AbstractDocument will deadlock when you try to get a write lock from a Thread that already has a read lock (wait for the reader to finish, which is never does, since it waits for the write lock).

import javax.swing.text.*;

class DeadLock
{
    public static void main(String[] args)
        throws Exception
    {
        PlainDocument d = new PlainDocument();

        d.insertString(0, "ABC", null);

        d.readLock();

        System.err.println("Read-locked");

        d.remove(0, 3);

        d.readUnlock();

        System.err.println("Unlocked");
    }
}

Until recently (see below), AbstractDocument further didn't allow a thread that already has a write lock to get it a second time (See also bug report evaluation (#4458513)). That means about all subclasses that override insertString() or remove() and access any properties of the document, or do multiple calls to super.insertString(), super.remove() or other modification methods couldn't be made thread-safe any more. They would have to do:

public void insertString(int index, String s, AttributeSet a)
{
    {
        writeLock();
    }
    try
    {
        if (getLength() ...)
           super.insertString(...);
    }
    finally
    {
        writeUnlock();
    }
}

but now super.insertString() will throw an IllegalStateException because the lock cannot be obtained multiple times.

Here is an example of insertString() that loses its thread safety or at least doesn't fulfil its function any more if multiple threads are involved:

public void insertString(int index, String s, AttributeSet a)
    throws BadLocationException
{
    if (s == null) return;

    int strLen = s.length();

    if (strLen == 0) return;

    int len = getLength();

    if (strLen + len > maxLength)
        s = s.substring(0, maxLength - len);

// But now getLength() may have changed since the call above!
// One may easily end up with a Document with more than the allowed
// number of characters.

    super.insertString(index, s, a); // only in the superclass is the writeLock obtained.
}

This isn't a real problem though, the calls to insertString() and remove() cannot have been thread-safe at all (except for inserting at the beginning, or removing nothing, which isn't really useful).
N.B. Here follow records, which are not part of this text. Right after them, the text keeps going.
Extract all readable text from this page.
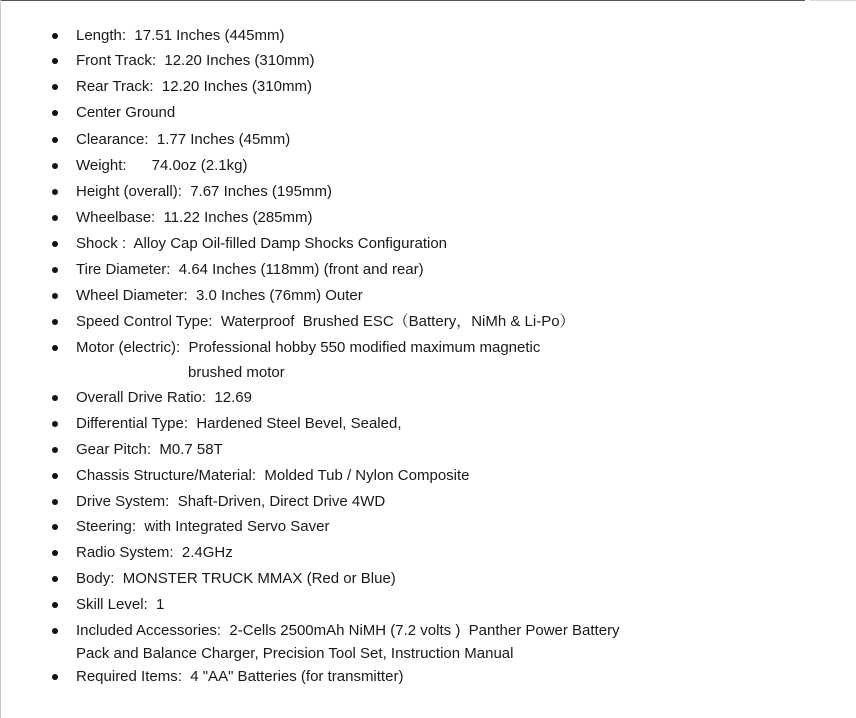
Length:  17.51 Inches (445mm)
Front Track:  12.20 Inches (310mm)
Rear Track:  12.20 Inches (310mm)
Center Ground
Clearance:  1.77 Inches (45mm)
Weight:      74.0oz (2.1kg)
Height (overall):  7.67 Inches (195mm)
Wheelbase:  11.22 Inches (285mm)
Shock :  Alloy Cap Oil-filled Damp Shocks Configuration
Tire Diameter:  4.64 Inches (118mm) (front and rear)
Wheel Diameter:  3.0 Inches (76mm) Outer
Speed Control Type:  Waterproof  Brushed ESC（Battery，NiMh & Li-Po）
Motor (electric):  Professional hobby 550 modified maximum magnetic
brushed motor
Overall Drive Ratio:  12.69
Differential Type:  Hardened Steel Bevel, Sealed,
Gear Pitch:  M0.7 58T
Chassis Structure/Material:  Molded Tub / Nylon Composite
Drive System:  Shaft-Driven, Direct Drive 4WD
Steering:  with Integrated Servo Saver
Radio System:  2.4GHz
Body:  MONSTER TRUCK MMAX (Red or Blue)
Skill Level:  1
Included Accessories:  2-Cells 2500mAh NiMH (7.2 volts )  Panther Power Battery
Pack and Balance Charger, Precision Tool Set, Instruction Manual
Required Items:  4 "AA" Batteries (for transmitter)
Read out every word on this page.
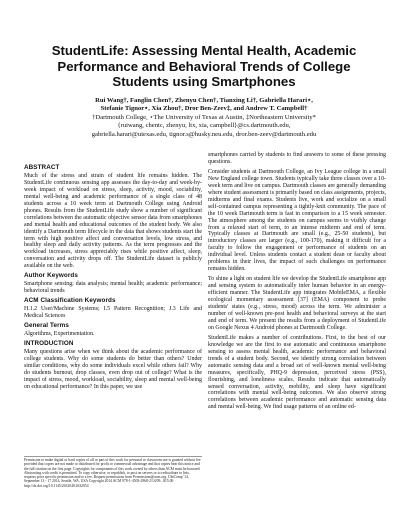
StudentLife: Assessing Mental Health, Academic Performance and Behavioral Trends of College Students using Smartphones
Rui Wang†, Fanglin Chen†, Zhenyu Chen†, Tianxing Li†, Gabriella Harari⋆,
Stefanie Tignor⋆, Xia Zhou†, Dror Ben-Zeev‡, and Andrew T. Campbell†
†Dartmouth College, ⋆The University of Texas at Austin, ‡Northeastern University*
{ruiwang, chentc, zhenyu, ltx, xia, campbell}@cs.dartmouth.edu,
gabriella.harari@utexas.edu, tignor.s@husky.neu.edu, dror.ben-zeev@dartmouth.edu
ABSTRACT

Much of the stress and strain of student life remains hidden. The StudentLife continuous sensing app assesses the day-to-day and week-by-week impact of workload on stress, sleep, activity, mood, sociability, mental well-being and academic performance of a single class of 48 students across a 10 week term at Dartmouth College using Android phones. Results from the StudentLife study show a number of significant correlations between the automatic objective sensor data from smartphones and mental health and educational outcomes of the student body. We also identify a Dartmouth term lifecycle in the data that shows students start the term with high positive affect and conversation levels, low stress, and healthy sleep and daily activity patterns. As the term progresses and the workload increases, stress appreciably rises while positive affect, sleep, conversation and activity drops off. The StudentLife dataset is publicly available on the web.

Author Keywords

Smartphone sensing; data analysis; mental health; academic performance; behavioral trends

ACM Classification Keywords

H.1.2 User/Machine Systems; I.5 Pattern Recognition; J.3 Life and Medical Sciences

General Terms

Algorithms, Experimentation.

INTRODUCTION

Many questions arise when we think about the academic performance of college students. Why do some students do better than others? Under similar conditions, why do some individuals excel while others fail? Why do students burnout, drop classes, even drop out of college? What is the impact of stress, mood, workload, sociability, sleep and mental well-being on educational performance? In this paper, we use

Permission to make digital or hard copies of all or part of this work for personal or classroom use is granted without fee provided that copies are not made or distributed for profit or commercial advantage and that copies bear this notice and the full citation on the first page. Copyrights for components of this work owned by others than ACM must be honored. Abstracting with credit is permitted. To copy otherwise, or republish, to post on servers or to redistribute to lists, requires prior specific permission and/or a fee. Request permissions from Permissions@acm.org. UbiComp '14, September 13 - 17 2014, Seattle, WA, USA Copyright 2014 ACM 978-1-4503-2968-2/14/09...$15.00. http://dx.doi.org/10.1145/2632048.2632054

smartphones carried by students to find answers to some of these pressing questions.

Consider students at Dartmouth College, an Ivy League college in a small New England college town. Students typically take three classes over a 10-week term and live on campus. Dartmouth classes are generally demanding where student assessment is primarily based on class assignments, projects, midterms and final exams. Students live, work and socialize on a small self-contained campus representing a tightly-knit community. The pace of the 10 week Dartmouth term is fast in comparison to a 15 week semester. The atmosphere among the students on campus seems to visibly change from a relaxed start of term, to an intense midterm and end of term. Typically classes at Dartmouth are small (e.g., 25-50 students), but introductory classes are larger (e.g., 100-170), making it difficult for a faculty to follow the engagement or performance of students on an individual level. Unless students contact a student dean or faculty about problems in their lives, the impact of such challenges on performance remains hidden.

To shine a light on student life we develop the StudentLife smartphone app and sensing system to automatically infer human behavior in an energy-efficient manner. The StudentLife app integrates MobileEMA, a flexible ecological momentary assessment [37] (EMA) component to probe students' states (e.g., stress, mood) across the term. We administer a number of well-known pre-post health and behavioral surveys at the start and end of term. We present the results from a deployment of StudentLife on Google Nexus 4 Android phones at Dartmouth College.

StudentLife makes a number of contributions. First, to the best of our knowledge we are the first to use automatic and continuous smartphone sensing to assess mental health, academic performance and behavioral trends of a student body. Second, we identify strong correlation between automatic sensing data and a broad set of well-known mental well-being measures, specifically, PHQ-9 depression, perceived stress (PSS), flourishing, and loneliness scales. Results indicate that automatically sensed conversation, activity, mobility, and sleep have significant correlations with mental well-being outcomes. We also observe strong correlations between academic performance and automatic sensing data and mental well-being. We find usage patterns of an online ed-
In all other cases (i.e. except for inserting at index 0), the calling code must have a had a write lock before the call (which is still impossible directly the way it is now).

Ignoring that boundary case (There also are setLogicalStyle(0, ...), setParagraphAttributes(0, 0, ...) in StyledDocument and the protected insert(0, ...) in DefaultStyledDocument.), it isn't even necessary for the modification method to get a write lock on its own, since the calling code already must have had one to perform the call in the first place (which is not possible by default)

setText

JDK1.4beta2

Finally, the AbstractDocument write lock can be acquired multiple times, so one can introduce methods in a subclass that do multiple calls to Document methods while the Document is locked (so nothing may change inbetween).

Still writeLock() and writeUnlock() are protected final. They only make sense if they are public. Otherwise, one call still almost not (see above) call any method with correct arguments if they are public. That can be added simply in this way:

public void lock()
{
    writeLock();
}

public void unlock()
{
    writeUnlock();
}

Still, for the typical use case of multiple threads, loading a document in a background thread, this is not enough. That requires that the background thread holds a read lock all the time that is upgraded to a write lock when it is actually writing. As it is now, as soon as the write lock is released, other threads can write into the document (like the event-dispatch thread when the user enters text). During background-loading that should not be possible or the loading thread loses control over where and how the loaded content should be inserted (and it need not even make sense anymore with the changes that other threads have done). During loading, no other threads may be allowed to write, but in the intervals when the background thread isn't writing, they should be allowed to read, or background loading is pointless in the first place, since the event-dispatch thread will block as soon as it tries to read the document.